Usually, when a company transfers one of its employees to another area, it's the man of the household who is asked to make the move.
Now there is a new twist to that traditional condition.
Current data indicates that in one of every nine two-career families involved in moving to another city, the transfer is offered to the female and the male becomes the displaced spouse. You can guess where all this might lead by noting that 60% of all working families in the nation today have two incomes, according to the U. S. Bureau of Labor Statistics. The bureau predicts that figure will increase to 75% in five years.
If that holds true, the careers of more wives could determine if the family moves or where it moves.

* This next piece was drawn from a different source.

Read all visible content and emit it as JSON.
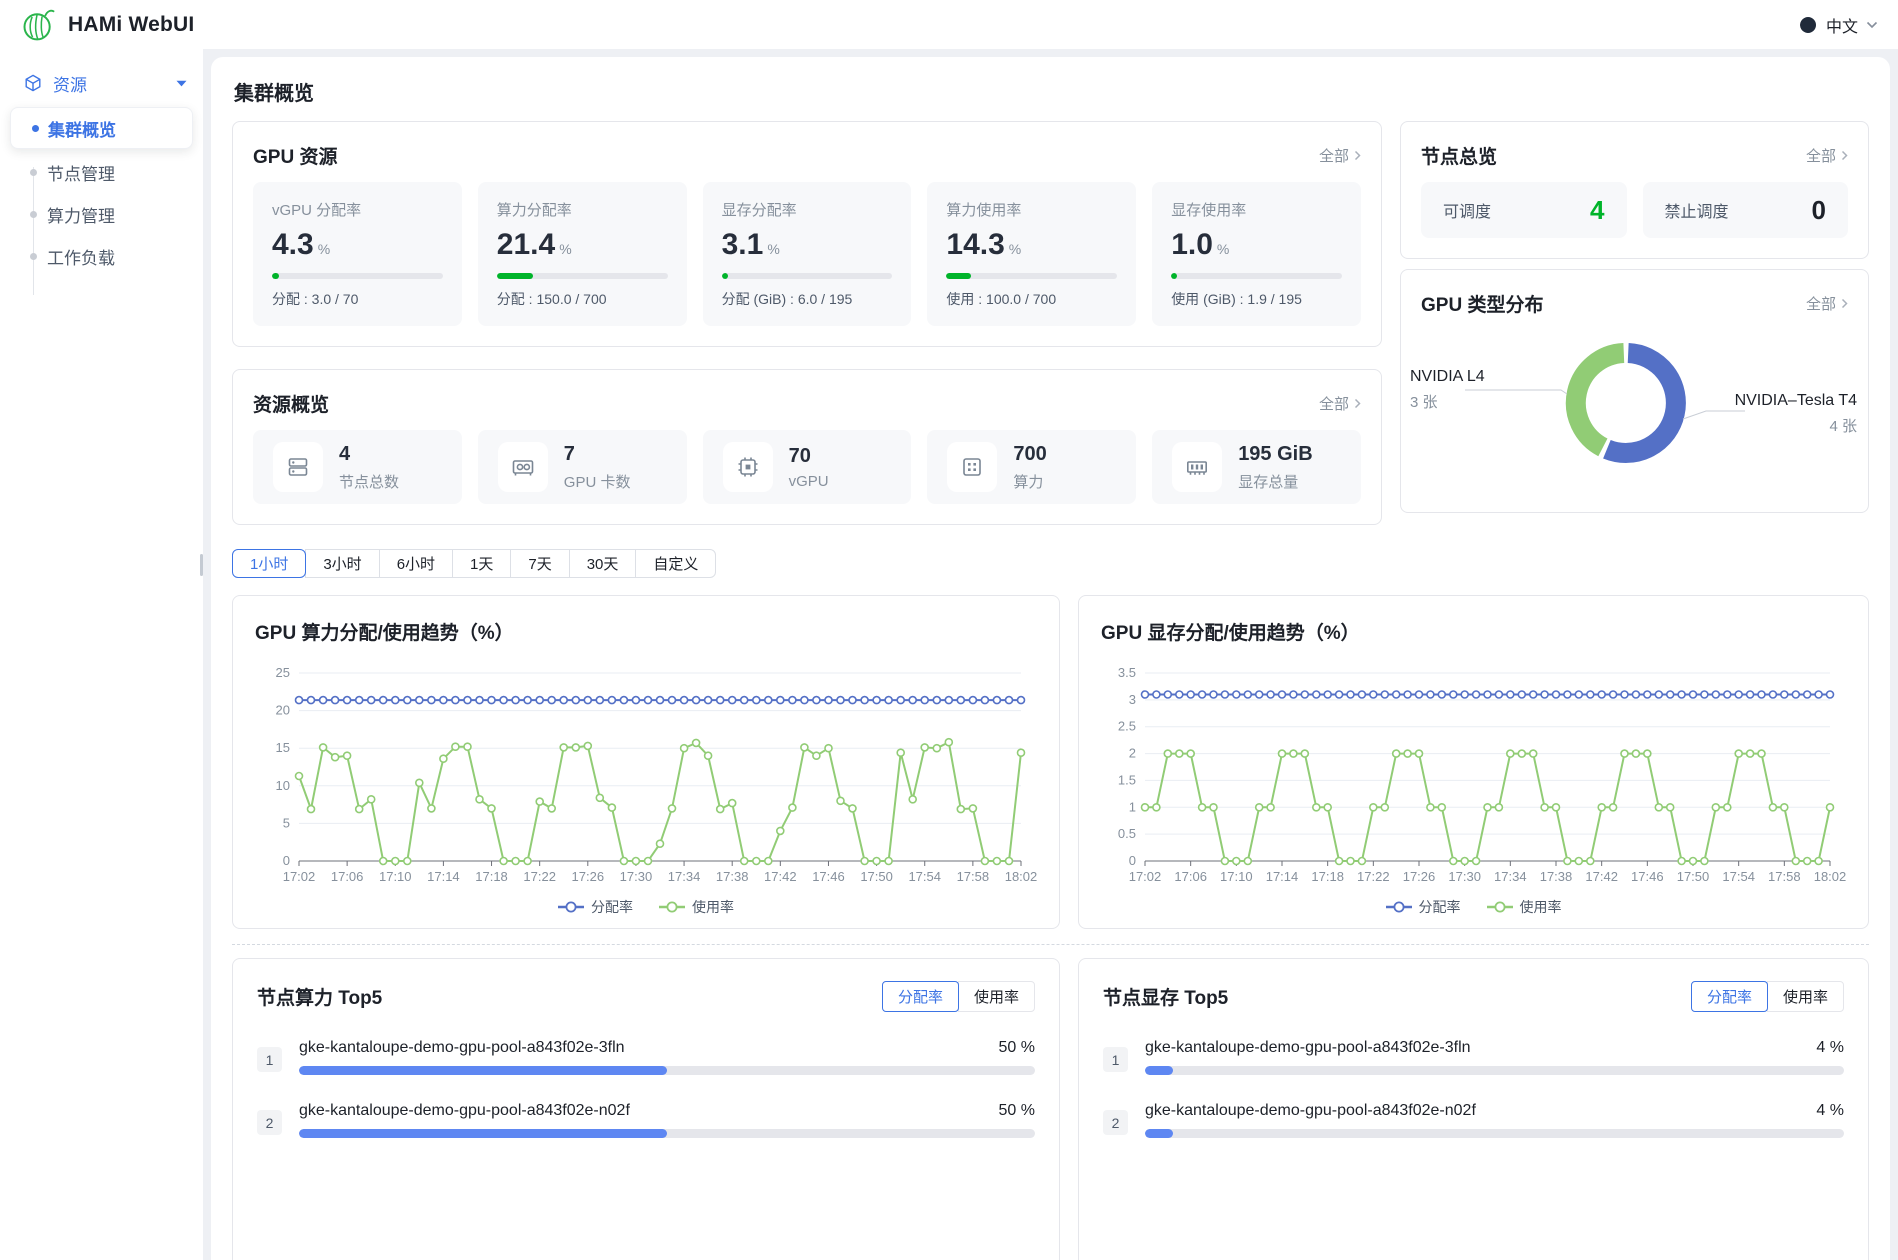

Or you could argue that the wife makes those decisions regardless, couldn't you?
The Chicago-based RELO/Inter-City Relocation Service, the nation's largest referral network of independent real estate brokers, is very much aware and concerned with this evolving change.
It currently is observing its 25th year in this specialty field and realizes that a significant change is developing in the work place.

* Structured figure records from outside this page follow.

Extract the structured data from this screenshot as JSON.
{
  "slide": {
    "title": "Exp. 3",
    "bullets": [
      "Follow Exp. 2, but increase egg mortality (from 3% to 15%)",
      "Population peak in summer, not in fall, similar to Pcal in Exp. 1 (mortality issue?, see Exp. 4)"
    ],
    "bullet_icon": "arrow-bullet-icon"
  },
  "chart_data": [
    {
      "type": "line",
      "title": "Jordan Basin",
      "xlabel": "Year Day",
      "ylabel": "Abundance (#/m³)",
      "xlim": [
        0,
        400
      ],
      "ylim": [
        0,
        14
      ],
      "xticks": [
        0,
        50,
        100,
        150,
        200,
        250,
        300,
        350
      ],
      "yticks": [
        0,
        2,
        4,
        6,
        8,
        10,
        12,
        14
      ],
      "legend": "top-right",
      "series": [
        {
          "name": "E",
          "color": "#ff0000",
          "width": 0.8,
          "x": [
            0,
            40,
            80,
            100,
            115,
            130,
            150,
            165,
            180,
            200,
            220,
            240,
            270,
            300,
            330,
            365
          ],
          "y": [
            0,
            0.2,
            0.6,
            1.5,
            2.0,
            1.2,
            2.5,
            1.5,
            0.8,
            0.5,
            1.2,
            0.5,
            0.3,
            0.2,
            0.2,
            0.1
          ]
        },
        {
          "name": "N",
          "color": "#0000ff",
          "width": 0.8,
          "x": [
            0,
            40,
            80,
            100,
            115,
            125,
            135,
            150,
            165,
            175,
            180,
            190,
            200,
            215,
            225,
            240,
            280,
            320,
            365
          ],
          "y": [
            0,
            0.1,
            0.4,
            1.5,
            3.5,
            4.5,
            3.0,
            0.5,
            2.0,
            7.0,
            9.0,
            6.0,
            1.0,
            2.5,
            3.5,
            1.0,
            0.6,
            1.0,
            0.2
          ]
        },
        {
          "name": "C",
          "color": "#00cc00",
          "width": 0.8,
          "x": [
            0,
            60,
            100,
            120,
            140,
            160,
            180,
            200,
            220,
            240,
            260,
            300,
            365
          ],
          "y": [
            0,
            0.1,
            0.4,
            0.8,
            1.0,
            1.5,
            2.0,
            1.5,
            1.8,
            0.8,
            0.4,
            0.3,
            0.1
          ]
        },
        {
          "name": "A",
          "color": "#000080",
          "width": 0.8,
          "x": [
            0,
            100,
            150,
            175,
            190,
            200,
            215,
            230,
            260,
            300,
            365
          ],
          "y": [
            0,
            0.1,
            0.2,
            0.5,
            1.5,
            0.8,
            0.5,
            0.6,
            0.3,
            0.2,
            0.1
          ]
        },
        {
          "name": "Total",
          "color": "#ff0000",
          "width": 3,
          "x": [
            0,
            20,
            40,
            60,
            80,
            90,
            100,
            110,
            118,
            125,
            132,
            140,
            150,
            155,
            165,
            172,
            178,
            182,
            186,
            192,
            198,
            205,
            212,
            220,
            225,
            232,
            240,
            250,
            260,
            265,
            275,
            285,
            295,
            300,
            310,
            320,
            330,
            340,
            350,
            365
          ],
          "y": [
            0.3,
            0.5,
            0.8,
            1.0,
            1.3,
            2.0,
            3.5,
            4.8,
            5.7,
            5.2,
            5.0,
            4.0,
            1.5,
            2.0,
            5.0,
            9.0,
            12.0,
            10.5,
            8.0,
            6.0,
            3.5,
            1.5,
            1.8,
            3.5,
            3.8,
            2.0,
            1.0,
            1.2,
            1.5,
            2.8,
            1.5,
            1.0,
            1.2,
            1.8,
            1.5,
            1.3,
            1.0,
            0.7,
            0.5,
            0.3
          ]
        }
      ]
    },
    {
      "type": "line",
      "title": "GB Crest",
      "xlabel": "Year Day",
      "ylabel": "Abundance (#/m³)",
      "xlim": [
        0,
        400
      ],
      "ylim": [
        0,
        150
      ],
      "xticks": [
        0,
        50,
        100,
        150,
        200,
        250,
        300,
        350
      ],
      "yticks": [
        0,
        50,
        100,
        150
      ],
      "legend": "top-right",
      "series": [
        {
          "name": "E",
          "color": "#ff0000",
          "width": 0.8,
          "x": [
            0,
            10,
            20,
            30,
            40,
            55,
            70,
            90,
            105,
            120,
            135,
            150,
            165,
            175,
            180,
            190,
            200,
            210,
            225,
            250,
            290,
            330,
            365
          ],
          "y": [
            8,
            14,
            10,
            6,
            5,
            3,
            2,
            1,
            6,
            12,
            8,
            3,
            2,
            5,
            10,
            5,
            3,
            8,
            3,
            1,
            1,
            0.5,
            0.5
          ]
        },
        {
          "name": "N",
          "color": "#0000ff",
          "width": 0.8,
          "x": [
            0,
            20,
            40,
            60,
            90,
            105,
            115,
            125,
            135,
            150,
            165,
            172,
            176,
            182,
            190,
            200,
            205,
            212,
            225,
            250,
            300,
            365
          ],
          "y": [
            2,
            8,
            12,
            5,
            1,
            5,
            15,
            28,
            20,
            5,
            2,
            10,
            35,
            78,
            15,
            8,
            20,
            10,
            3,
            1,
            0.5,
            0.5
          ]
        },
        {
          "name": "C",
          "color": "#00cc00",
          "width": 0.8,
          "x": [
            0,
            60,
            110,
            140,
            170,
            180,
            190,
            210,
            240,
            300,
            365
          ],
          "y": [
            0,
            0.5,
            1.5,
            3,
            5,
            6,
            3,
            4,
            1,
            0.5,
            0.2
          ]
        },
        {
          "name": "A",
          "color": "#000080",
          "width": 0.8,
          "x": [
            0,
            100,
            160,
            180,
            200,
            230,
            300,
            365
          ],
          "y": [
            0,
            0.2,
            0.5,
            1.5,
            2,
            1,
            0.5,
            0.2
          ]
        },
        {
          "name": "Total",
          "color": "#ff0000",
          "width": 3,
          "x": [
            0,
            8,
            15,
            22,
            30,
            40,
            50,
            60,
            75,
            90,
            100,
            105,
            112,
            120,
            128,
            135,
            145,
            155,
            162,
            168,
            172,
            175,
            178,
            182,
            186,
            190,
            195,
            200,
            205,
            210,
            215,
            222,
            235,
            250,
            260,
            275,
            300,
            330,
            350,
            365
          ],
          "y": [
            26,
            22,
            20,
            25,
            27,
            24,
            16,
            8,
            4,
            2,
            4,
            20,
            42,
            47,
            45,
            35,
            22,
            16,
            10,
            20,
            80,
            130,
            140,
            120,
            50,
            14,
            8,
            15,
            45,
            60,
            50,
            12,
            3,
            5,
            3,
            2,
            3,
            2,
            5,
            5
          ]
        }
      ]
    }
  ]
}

"This phenomenon is increasing the trauma of a move for two-career families and creating a very real need for those in the real estate profession to expand the range of real estate services they provide," says the network's president, Joanne Langston.
Increasing numbers of the organization's 1,100 members are offering "spouse and job counseling," in addition to the normal activities of relocation--helping the family move, finding rental housing or arranging financing for buying a home in the new city and renting or selling off the house in the old city.
Such matters as day-care centers, schools and community services in the new city--often left to the wife to explore--are becoming areas in which the relocation service is providing far more assistance, she added.
"The traditional role of the real estate community is changing," she said. "It is essential for today's realtor to serve the entire family. Otherwise, the move will not be a happy or successful one for the individuals involved and for the companies which are transferring employes."
Langston also cited an increase in corporate confidence about the economy.
"As a result, we can expect to see renewed efforts by corporations this year to open new plants and offices in new locations and a greater willingness to transfer their mid- and top-level executives," she said.
A recent personal experience may typify this changing role of wives and husbands as spouses.
My wife's employer, a Chicago-based lingerie and women's-wear firm, invited spouses to attend its annual sales meeting, a first for the company.
My time was spent lolling about the hotel, watching sports events on television and attending cocktail parties--but politely turning down invitations from wives to join them in shopping trips.
But I did attend the annual banquet. When the master of ceremonies asked all the first-time guests--the "wives"--to stand "and take a bow," I stood up too!